A double, however, is also 64-bits but part of those are used as exponent. When you multiply a double with an int64, the result would be another double. Adding another int64 to it still keeps it a double. Then you're assigning the result to an int64 again without using a specific rounding method. It would not surprise me if the compiler would use a 4-bit rounding function for this. Am even amazed that the compiler doesn't puke and break on that statement!
Anyways, when using large numbers like these, you have to be extra careful when mixing different types.

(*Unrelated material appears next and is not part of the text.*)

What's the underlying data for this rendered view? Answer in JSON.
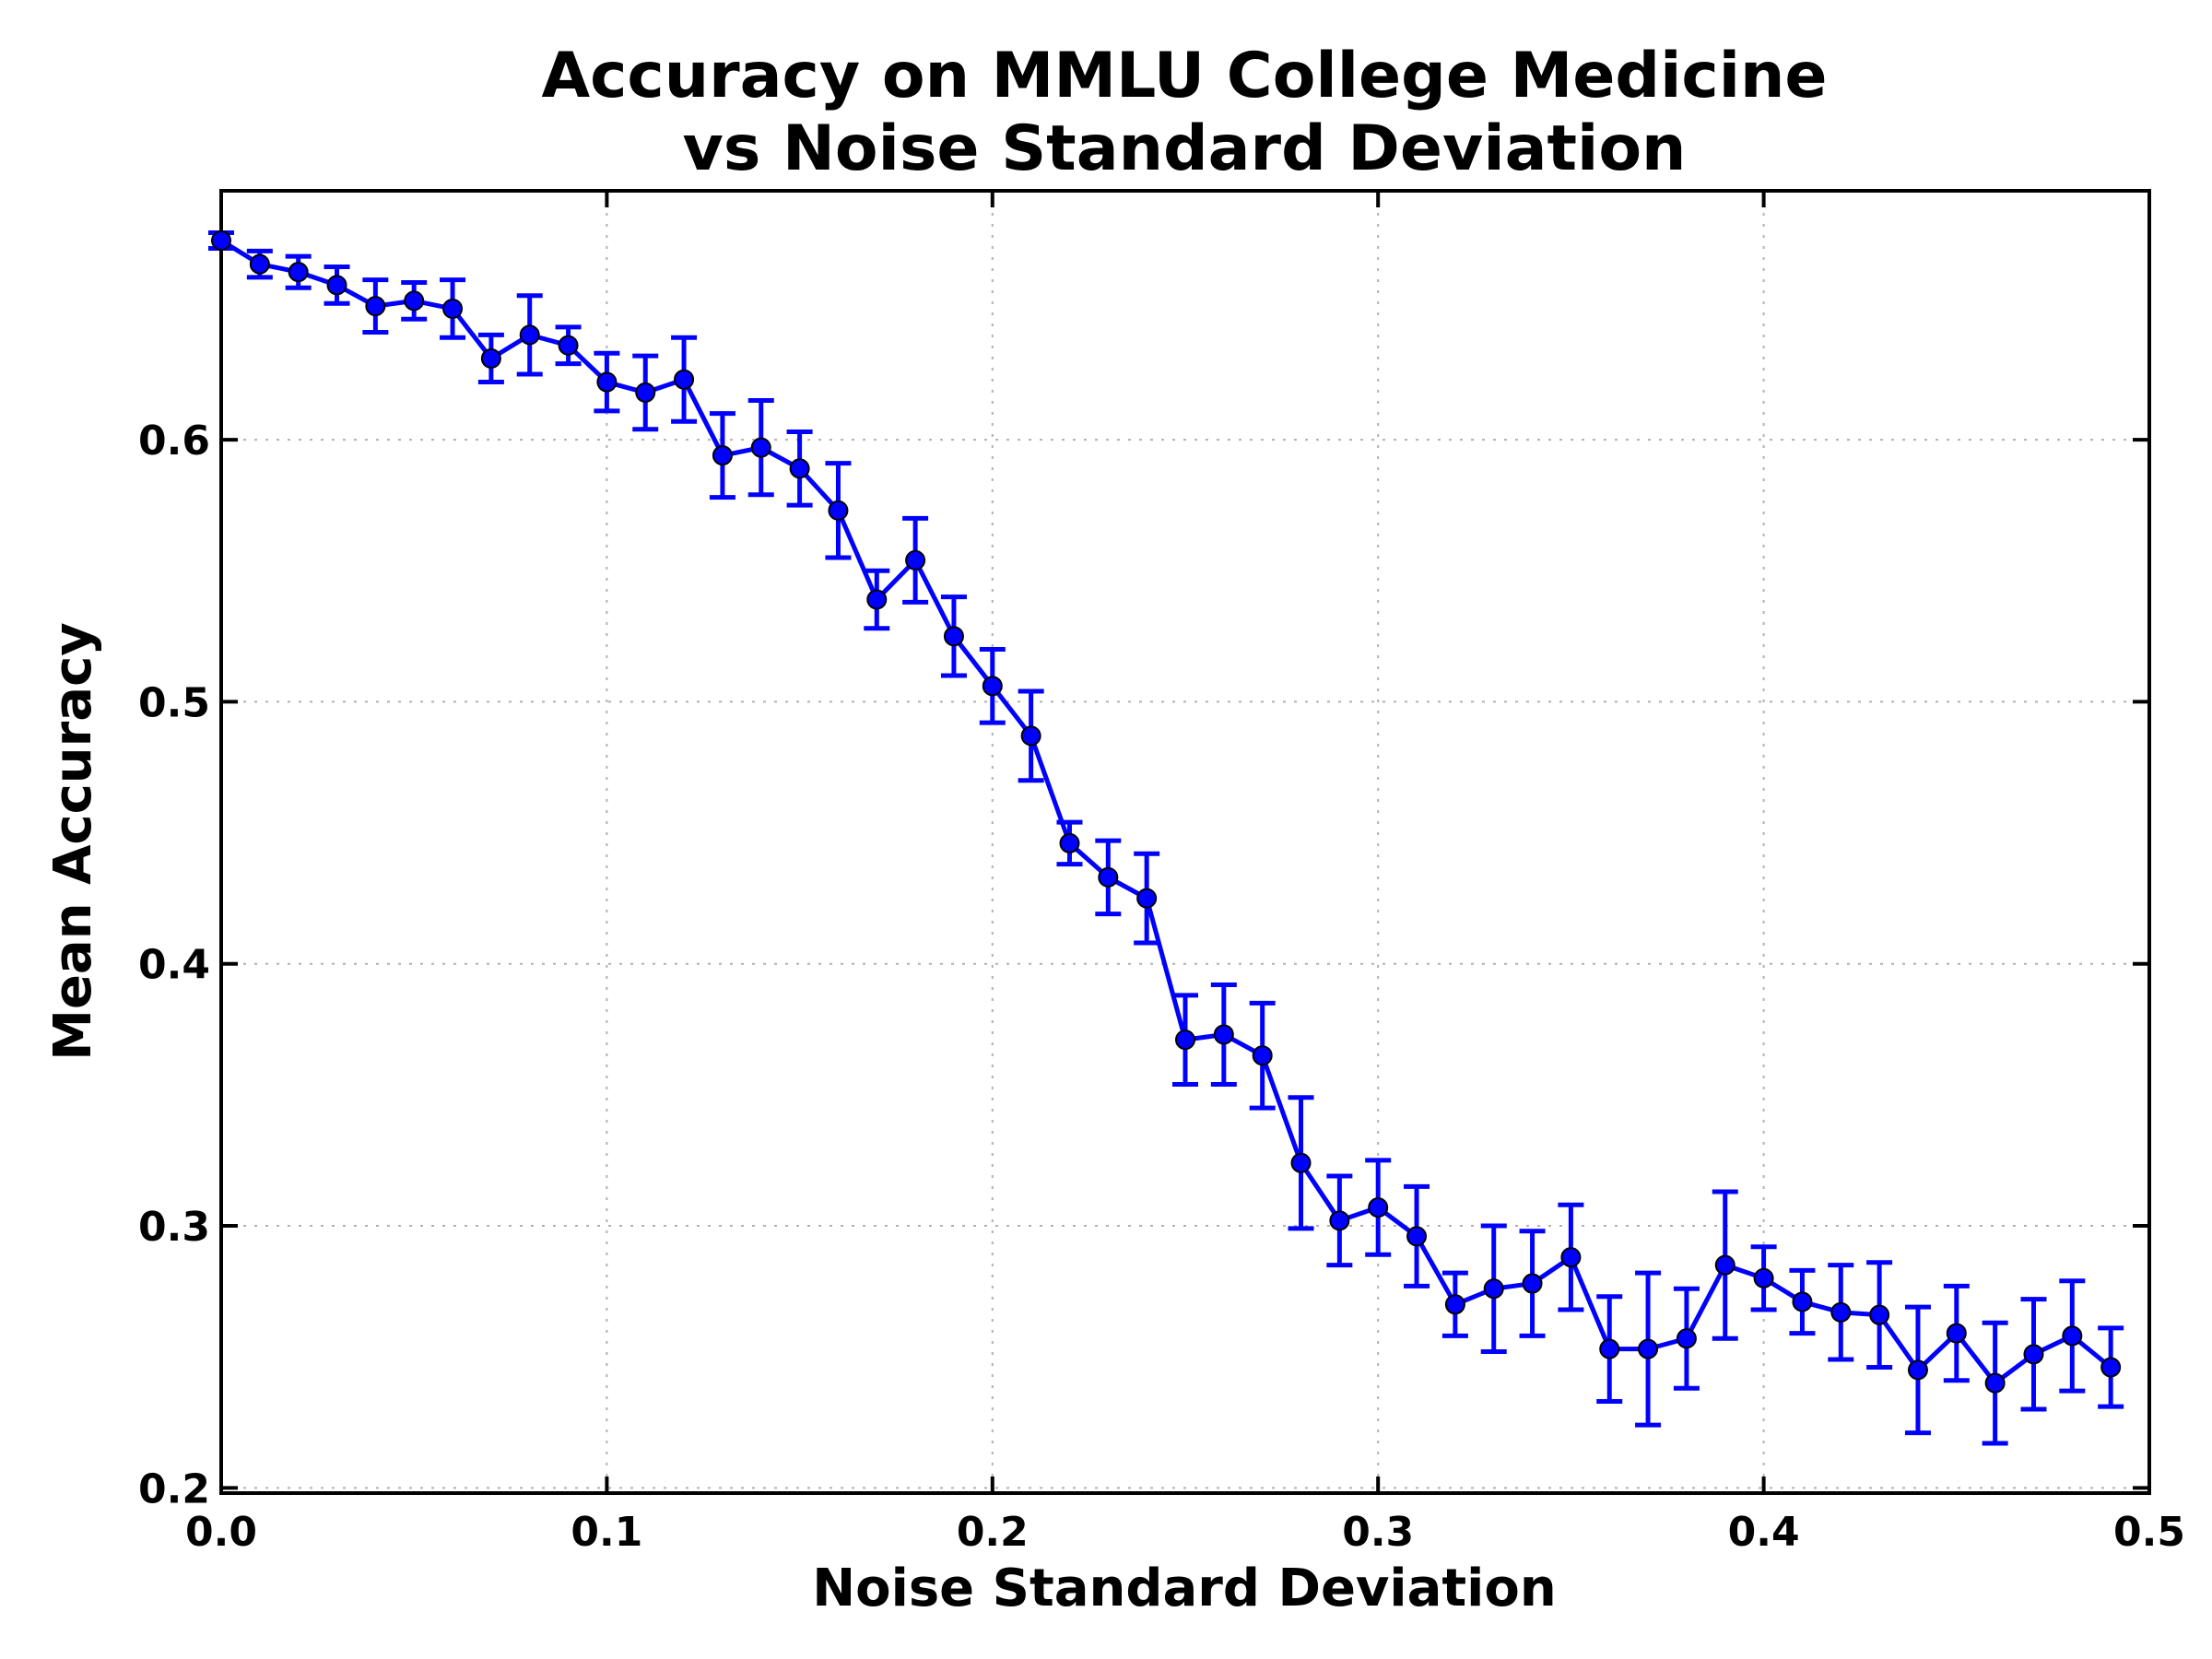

Your answer (have to verify) calcuates successfully, however, it causes an overflow into the sign bit, which makes the answer negative. Solution : make all your variables unsigned.
Why:
Numbers are stored as series of bits in you computer's memory. The first bit in such a series, when set means that you number is negative. So the calculation works, but overflows into the sign bit.
Recommendation:
If you're working with numbers this big, I recommend you to get a multiprecision arithmetic library. 'T will save you a lot of time and trouble.
The parameter to sqrt should be double.
#include <math.h>
double sqrt( double num );
And also we should explict cast the result from B * D to long long.
long long int A = 3289168178315264;
long long int B = 1470960727228416;
double D = sqrt(5.0);
printf("%f\n",D);
long long int out = A + (long long) (B * D);
printf("%lld",out);